SUNDARAM: This revenue growth implicitly assumes something like 6 to 7 percent in compounded annual growth rate in revenues, which is a little bit on the optimistic side. Actually, if you look at how their revenues have grown in the last five years, it's been less than 1/2 percent per year, in fact closer to a 1/3 of a percent, so we are talking about growth rates being about 15 to 20 times what they have been in the recent past.
GERSH: Sundaram points out GM plans to do that while cutting brands, employees and dealers, but if we assume the company hits that goal, we can put a value on GM. Sundaram cautions it's a rough estimate which compares GM to companies like Toyota and Honda.
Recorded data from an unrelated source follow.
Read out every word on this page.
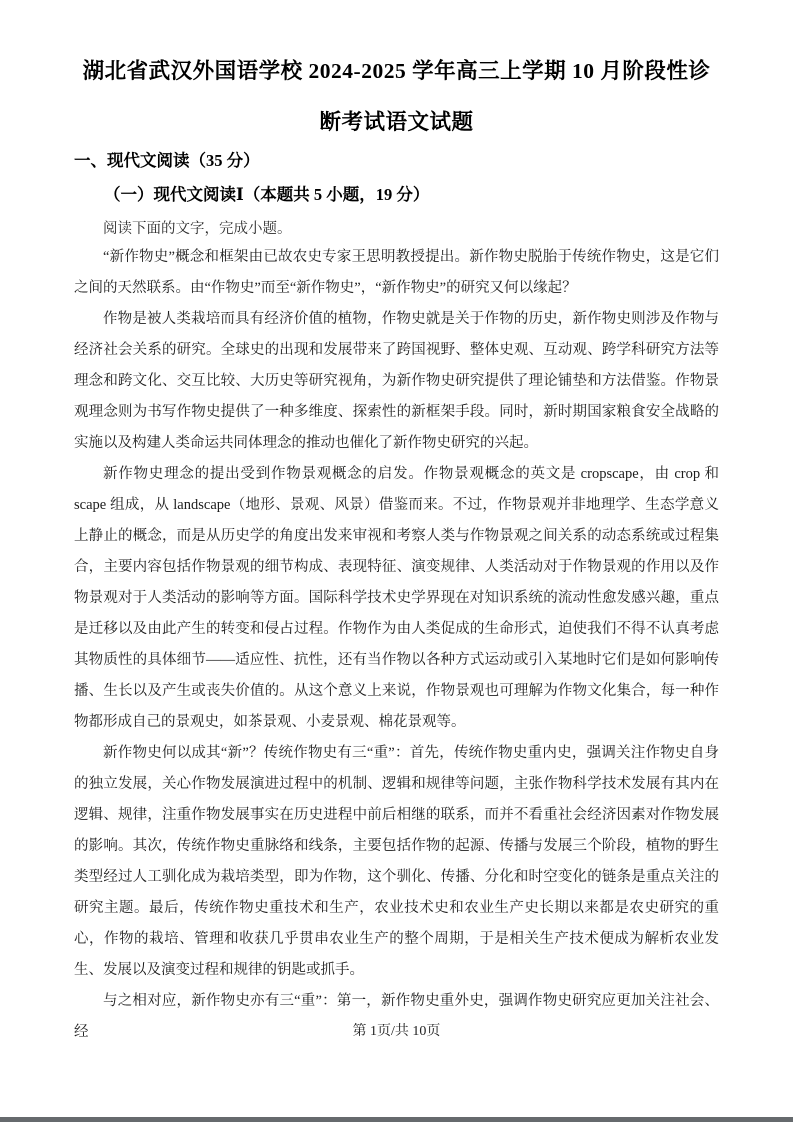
湖北省武汉外国语学校 2024-2025 学年高三上学期 10 月阶段性诊断考试语文试题
一、现代文阅读（35 分）
（一）现代文阅读Ⅰ（本题共 5 小题，19 分）

阅读下面的文字，完成小题。

“新作物史”概念和框架由已故农史专家王思明教授提出。新作物史脱胎于传统作物史，这是它们之间的天然联系。由“作物史”而至“新作物史”，“新作物史”的研究又何以缘起？

作物是被人类栽培而具有经济价值的植物，作物史就是关于作物的历史，新作物史则涉及作物与经济社会关系的研究。全球史的出现和发展带来了跨国视野、整体史观、互动观、跨学科研究方法等理念和跨文化、交互比较、大历史等研究视角，为新作物史研究提供了理论铺垫和方法借鉴。作物景观理念则为书写作物史提供了一种多维度、探索性的新框架手段。同时，新时期国家粮食安全战略的实施以及构建人类命运共同体理念的推动也催化了新作物史研究的兴起。

新作物史理念的提出受到作物景观概念的启发。作物景观概念的英文是 cropscape，由 crop 和 scape 组成，从 landscape（地形、景观、风景）借鉴而来。不过，作物景观并非地理学、生态学意义上静止的概念，而是从历史学的角度出发来审视和考察人类与作物景观之间关系的动态系统或过程集合，主要内容包括作物景观的细节构成、表现特征、演变规律、人类活动对于作物景观的作用以及作物景观对于人类活动的影响等方面。国际科学技术史学界现在对知识系统的流动性愈发感兴趣，重点是迁移以及由此产生的转变和侵占过程。作物作为由人类促成的生命形式，迫使我们不得不认真考虑其物质性的具体细节——适应性、抗性，还有当作物以各种方式运动或引入某地时它们是如何影响传播、生长以及产生或丧失价值的。从这个意义上来说，作物景观也可理解为作物文化集合，每一种作物都形成自己的景观史，如茶景观、小麦景观、棉花景观等。

新作物史何以成其“新”？传统作物史有三“重”：首先，传统作物史重内史，强调关注作物史自身的独立发展，关心作物发展演进过程中的机制、逻辑和规律等问题，主张作物科学技术发展有其内在逻辑、规律，注重作物发展事实在历史进程中前后相继的联系，而并不看重社会经济因素对作物发展的影响。其次，传统作物史重脉络和线条，主要包括作物的起源、传播与发展三个阶段，植物的野生类型经过人工驯化成为栽培类型，即为作物，这个驯化、传播、分化和时空变化的链条是重点关注的研究主题。最后，传统作物史重技术和生产，农业技术史和农业生产史长期以来都是农史研究的重心，作物的栽培、管理和收获几乎贯串农业生产的整个周期，于是相关生产技术便成为解析农业发生、发展以及演变过程和规律的钥匙或抓手。

与之相对应，新作物史亦有三“重”：第一，新作物史重外史，强调作物史研究应更加关注社会、经	第 1页/共 10页
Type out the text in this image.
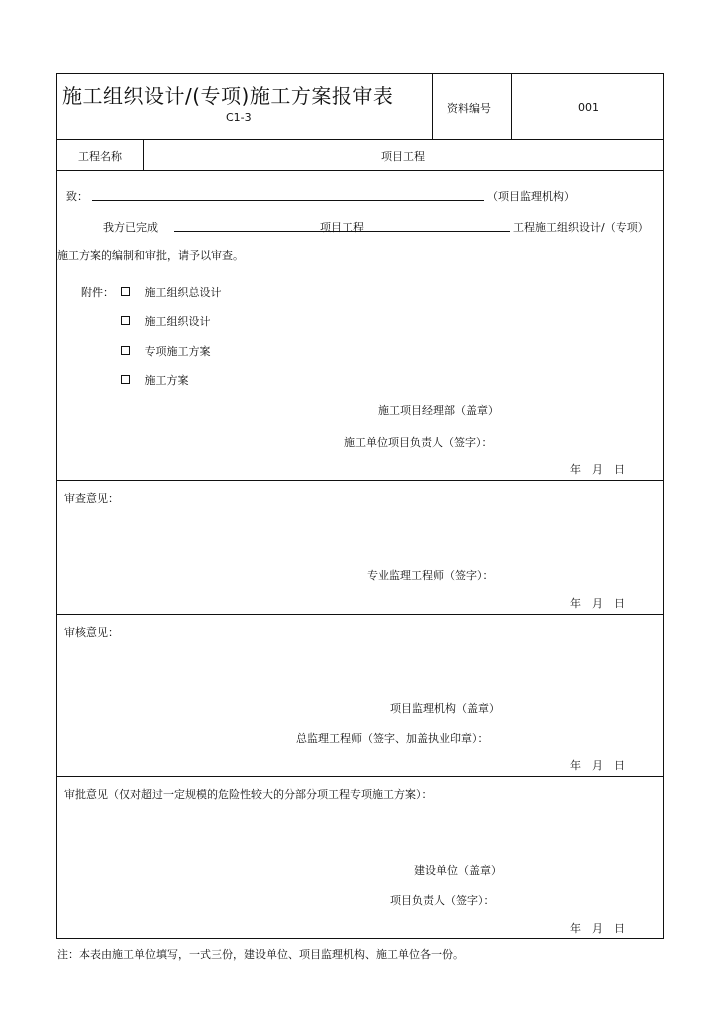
施工组织设计/(专项)施工方案报审表
C1-3
资料编号	001
工程名称	项目工程
致：	（项目监理机构）
我方已完成	项目工程	工程施工组织设计/（专项）
施工方案的编制和审批，请予以审查。
附件：	施工组织总设计
施工组织设计
专项施工方案
施工方案
施工项目经理部（盖章）
施工单位项目负责人（签字）：
年　月　日
审查意见：
专业监理工程师（签字）：
年　月　日
审核意见：
项目监理机构（盖章）
总监理工程师（签字、加盖执业印章）：
年　月　日
审批意见（仅对超过一定规模的危险性较大的分部分项工程专项施工方案）：
建设单位（盖章）
项目负责人（签字）：
年　月　日
注：本表由施工单位填写，一式三份，建设单位、项目监理机构、施工单位各一份。
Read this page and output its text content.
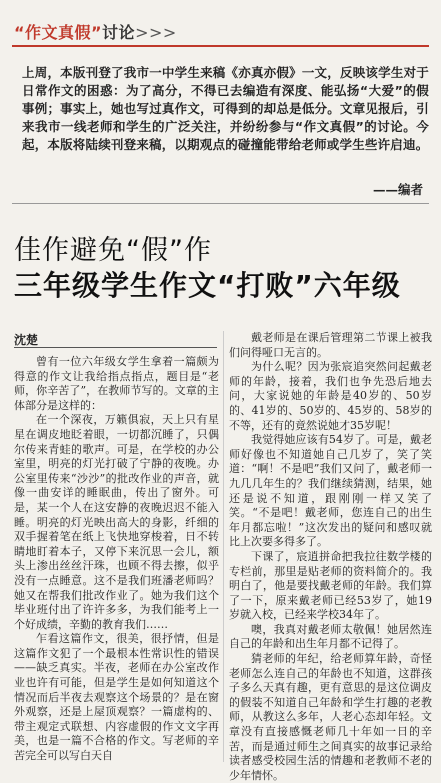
“作文真假”讨论>>>
上周，本版刊登了我市一中学生来稿《亦真亦假》一文，反映该学生对于日常作文的困惑：为了高分，不得已去编造有深度、能弘扬“大爱”的假事例；事实上，她也写过真作文，可得到的却总是低分。文章见报后，引来我市一线老师和学生的广泛关注，并纷纷参与“作文真假”的讨论。今起，本版将陆续刊登来稿，以期观点的碰撞能带给老师或学生些许启迪。
——编者
佳作避免“假”作
三年级学生作文“打败”六年级
沈楚

曾有一位六年级女学生拿着一篇颇为得意的作文让我给指点指点，题目是“老师，你辛苦了”，在教师节写的。文章的主体部分是这样的：

在一个深夜，万籁俱寂，天上只有星星在调皮地眨着眼，一切都沉睡了，只偶尔传来青蛙的歌声。可是，在学校的办公室里，明亮的灯光打破了宁静的夜晚。办公室里传来“沙沙”的批改作业的声音，就像一曲安详的睡眠曲，传出了窗外。可是，某一个人在这安静的夜晚迟迟不能入睡。明亮的灯光映出高大的身影，纤细的双手握着笔在纸上飞快地穿梭着，日不转睛地盯着本子，又停下来沉思一会儿，额头上渗出丝丝汗珠，也顾不得去擦，似乎没有一点睡意。这不是我们班潘老师吗？她又在帮我们批改作业了。她为我们这个毕业班付出了许许多多，为我们能考上一个好成绩，辛勤的教育我们……

乍看这篇作文，很美，很抒情，但是这篇作文犯了一个最根本性常识性的错误——缺乏真实。半夜，老师在办公室改作业也许有可能，但是学生是如何知道这个情况而后半夜去观察这个场景的？是在窗外观察，还是上屋顶观察？一篇虚构的、带主观定式联想、内容虚假的作文文字再美，也是一篇不合格的作文。写老师的辛苦完全可以写白天自

戴老师是在课后管理第二节课上被我们问得哑口无言的。

为什么呢？因为张宸追突然问起戴老师的年龄，接着，我们也争先恐后地去问，大家说她的年龄是40岁的、50岁的、41岁的、50岁的、45岁的、58岁的不等，还有的竟然说她才35岁呢！

我觉得她应该有54岁了。可是，戴老师好像也不知道她自己几岁了，笑了笑道：“啊！不是吧”我们又问了，戴老师一九几几年生的？我们继续猜测，结果，她还是说不知道，跟刚刚一样又笑了笑。“不是吧！戴老师，您连自己的出生年月都忘啦！”这次发出的疑问和感叹就比上次要多得多了。

下课了，宸逍拼命把我拉往数学楼的专栏前，那里是贴老师的资料简介的。我明白了，他是要找戴老师的年龄。我们算了一下，原来戴老师已经53岁了，她19岁就入校，已经来学校34年了。

噢，我真对戴老师太敬佩！她居然连自己的年龄和出生年月都不记得了。

猜老师的年纪，给老师算年龄，奇怪老师怎么连自己的年龄也不知道，这群孩子多么天真有趣，更有意思的是这位调皮的假装不知道自己年龄和学生打趣的老教师，从教这么多年，人老心态却年轻。文章没有直接感慨老师几十年如一日的辛苦，而是通过师生之间真实的故事记录给读者感受校园生活的情趣和老教师不老的少年情怀。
Bottom line: GM could be worth $50 billion to $80 billion after it has successfully restructured the company in 2012. And using some fancy math that we will spare you, Sundaram adjusts that figure back to get a value for GM today.
SUNDARAM: And essentially under some reasonable judgments one can make about discount rates and so forth for GM, suffice it to say that in today's value, this $50 to $80 billion by the year 2012 will probably be - we're talking about it being somewhere in between $32 billion to $50 billion range.
GERSH: But wait, GM owes banks and investors and its union $66 billion.
SUNDARAM: So if $66 billion were the claims against this company, then what we are saying is the value that is left over for equity holders is negative.
GERSH: Which is why GM is promising Congress it plans to negotiate a deal to cut its debt almost in half. So if you were the bank of Congress, the first amalgamated bank of Uncle Sam and this company comes to you and says, we want $12 to 18 billion? Would you give it to them?
SUNDARAM: I would hesitate to say yes, unless I'm convinced that they can get all the reductions, perhaps a little more than they're hoping for. If I were the car czar that they are thinking of putting in place, the issue that I'd be focused on night and day, 24/7, is the speed at which I can get the liability down to $34 billion or below, i.e. the negotiations with the lenders and labor.
GERSH: Consider those debt restructuring negotiations GM's real final exam, one it must ace to stay in business. Darren Gersh, NIGHTLY BUSINESS REPORT, Hanover, New Hampshire.